From Camera-wiki.org
Jump to: navigation, search

The Nacht Kamera is more-or-less a copy of Ernemann's Ermanox, made by Ernst Lorenz of Berlin in about 1926; a hand-held camera with a large-aperture lens of portrait length, and a focal plane shutter, designed to allow photography in poor light; both cameras' names refer to night-time. It is based on Lorenz's Clarissa, but that camera is strut-folding, with bellows.

The rear part of the camera is a rectangular, wooden box, housing the focal-plane shutter. On the front, the lens, a Meyer 9 cm Plasmat (the engravings acknowledge Paul Rudolph's ownership of the patent for the lens) is mounted on a lens-tube of length roughly equal to the body's depth. It has helical focusing. There is a plate on top of the lens-tube, giving the shutter settings to achieve each speed.

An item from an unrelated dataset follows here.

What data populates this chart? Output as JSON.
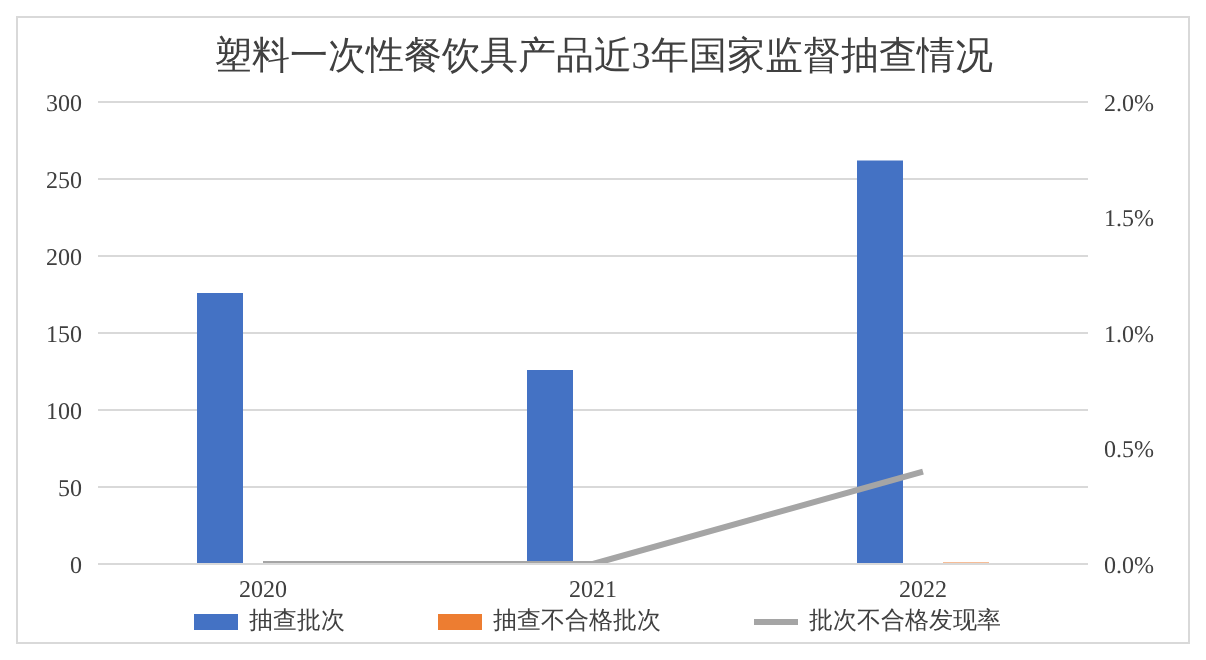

As with most hand-held plate cameras, it is quite possible to use the camera with a ground-glass screen, but it is designed for more rapid use, with a folding Newton viewfinder on the top.

Just three examples are thought to exist. One, with black leather covering and a 9 cm f/2 Plasmat, was sold at Westlicht in 2002.[1] Another with the same lens but red-brown leather (the camera pictured here) was sold in 2016.[2]


Notes

  1. Nacht Kamera with black leather and 9cm f/2 Plasmat serial no. 291556, sold at the first Westlicht Photographica Auction, on 15 November 2002; the same camera was offered for sale again at the sixth Westlicht auction, on 6 November 2004.
  2. Nacht Kamera with red-brown leather and 9cm f/2 Plasmat serial no. 291557 sold at the 29th Westlicht Photographica Auction, in November 2016.